Não é por acaso que ele prefere não falar em dois ritos, mas em “duas formas de um mesmo rito”: forma extraordinária, o antigo missal; forma ordinária, o novo; e “não há nenhuma contradição entre uma e outra edição do Missale Romanum”.

A mesma coisa o então Cardeal Ratzinger tinha declarado mais detalhadamente em um discurso de 24 de outubro de 1998: “Pode-se afirmar isto: que vem muitas vezes extrapolada a liberdade que o novo Ordo Missae deixa à criatividade, e que a diferença entre liturgias que se celebram segundo os novos livros, assim como de fato são colocadas em prática e celebradas nos diversos lugares, é frequentemente maior que aquela entre a antiga e a nova liturgia, quando uma e outra são celebradas em conformidade com as prescrições dos livros litúrgicos. O cristão mediano, privado de uma cultura litúrgica especializada, tem dificuldade de distinguir entre uma Missa cantada em latim segundo o antigo missal e uma cantada em latim segundo aquele novo. A diferença entre uma celebração litúrgica que se atém fielmente ao missal de Paulo VI e a realidade de celebrações em língua corrente com toda as possíveis liberdades de participação e de criatividade, essa diferença sim, é que pode ser enorme!”

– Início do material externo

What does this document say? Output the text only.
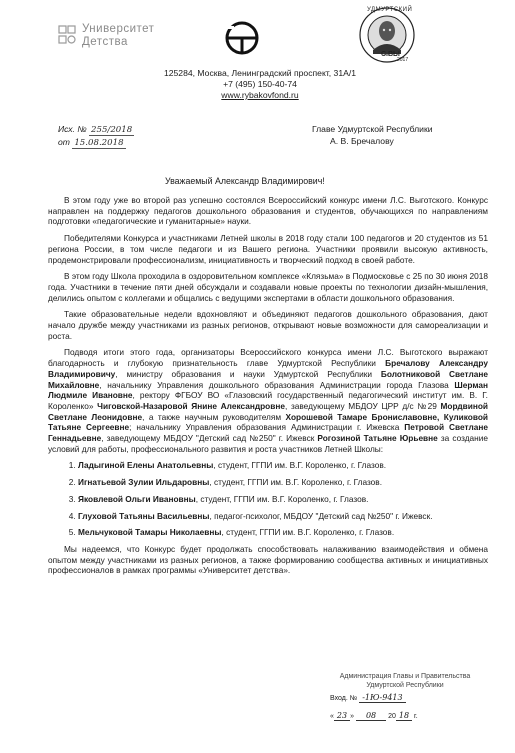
Университет
Детства
УДМУРТСКИЙ
С.ВЫ
2017
125284, Москва, Ленинградский проспект, 31А/1
+7 (495) 150-40-74
www.rybakovfond.ru
Исх. № 255/2018
от 15.08.2018
Главе Удмуртской Республики
А. В. Бречалову
Уважаемый Александр Владимирович!

В этом году уже во второй раз успешно состоялся Всероссийский конкурс имени Л.С. Выготского. Конкурс направлен на поддержку педагогов дошкольного образования и студентов, обучающихся по направлениям подготовки «педагогические и гуманитарные» науки.

Победителями Конкурса и участниками Летней школы в 2018 году стали 100 педагогов и 20 студентов из 51 региона России, в том числе педагоги и из Вашего региона. Участники проявили высокую активность, продемонстрировали профессионализм, инициативность и творческий подход в своей работе.

В этом году Школа проходила в оздоровительном комплексе «Клязьма» в Подмосковье с 25 по 30 июня 2018 года. Участники в течение пяти дней обсуждали и создавали новые проекты по технологии дизайн-мышления, делились опытом с коллегами и общались с ведущими экспертами в области дошкольного образования.

Такие образовательные недели вдохновляют и объединяют педагогов дошкольного образования, дают начало дружбе между участниками из разных регионов, открывают новые возможности для самореализации и роста.

Подводя итоги этого года, организаторы Всероссийского конкурса имени Л.С. Выготского выражают благодарность и глубокую признательность главе Удмуртской Республики Бречалову Александру Владимировичу, министру образования и науки Удмуртской Республики Болотниковой Светлане Михайловне, начальнику Управления дошкольного образования Администрации города Глазова Шерман Людмиле Ивановне, ректору ФГБОУ ВО «Глазовский государственный педагогический институт им. В. Г. Короленко» Чиговской-Назаровой Янине Александровне, заведующему МБДОУ ЦРР д/с №29 Мордвиной Светлане Леонидовне, а также научным руководителям Хорошевой Тамаре Брониславовне, Куликовой Татьяне Сергеевне; начальнику Управления образования Администрации г. Ижевска Петровой Светлане Геннадьевне, заведующему МБДОУ "Детский сад №250" г. Ижевск Рогозиной Татьяне Юрьевне за создание условий для работы, профессионального развития и роста участников Летней Школы:

1. Ладыгиной Елены Анатольевны, студент, ГГПИ им. В.Г. Короленко, г. Глазов.
2. Игнатьевой Зулии Ильдаровны, студент, ГГПИ им. В.Г. Короленко, г. Глазов.
3. Яковлевой Ольги Ивановны, студент, ГГПИ им. В.Г. Короленко, г. Глазов.
4. Глуховой Татьяны Васильевны, педагог-психолог, МБДОУ "Детский сад №250" г. Ижевск.
5. Мельчуковой Тамары Николаевны, студент, ГГПИ им. В.Г. Короленко, г. Глазов.

Мы надеемся, что Конкурс будет продолжать способствовать налаживанию взаимодействия и обмена опытом между участниками из разных регионов, а также формированию сообщества активных и инициативных профессионалов в рамках программы «Университет детства».

Администрация Главы и Правительства
Удмуртской Республики
Вход. № -1Ю-9413
« 23 » 08 20 18 г.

Esta afirmação, clara e repetida, que a diferença entre o antigo e o novo “ordo Missae” não é substancial, e que se trata antes de duas formas do mesmo rito, pode agradar ou não – trata-se em todo caso do parecer do Papa, expresso mesmo de modo formal em atos de elevado valor magisterial. Prestamos, portanto, a tal parecer o religioso assenso que ele requer e passamos a examinar quais sejam as deformações “ao limite do suportável” de que se fala, advertidos pelas próprias palavras do Papa que “... fica por ver até que ponto as específicas etapas da reforma litúrgica depois do Vaticano II foram verdadeiros melhoramentos ou, ao invés, banalizações; até que ponto foram pastoralmente sábias ou, ao contrário, imprudentes” (J. Ratzinger, Rapporto sulla fede, pp. 123-124).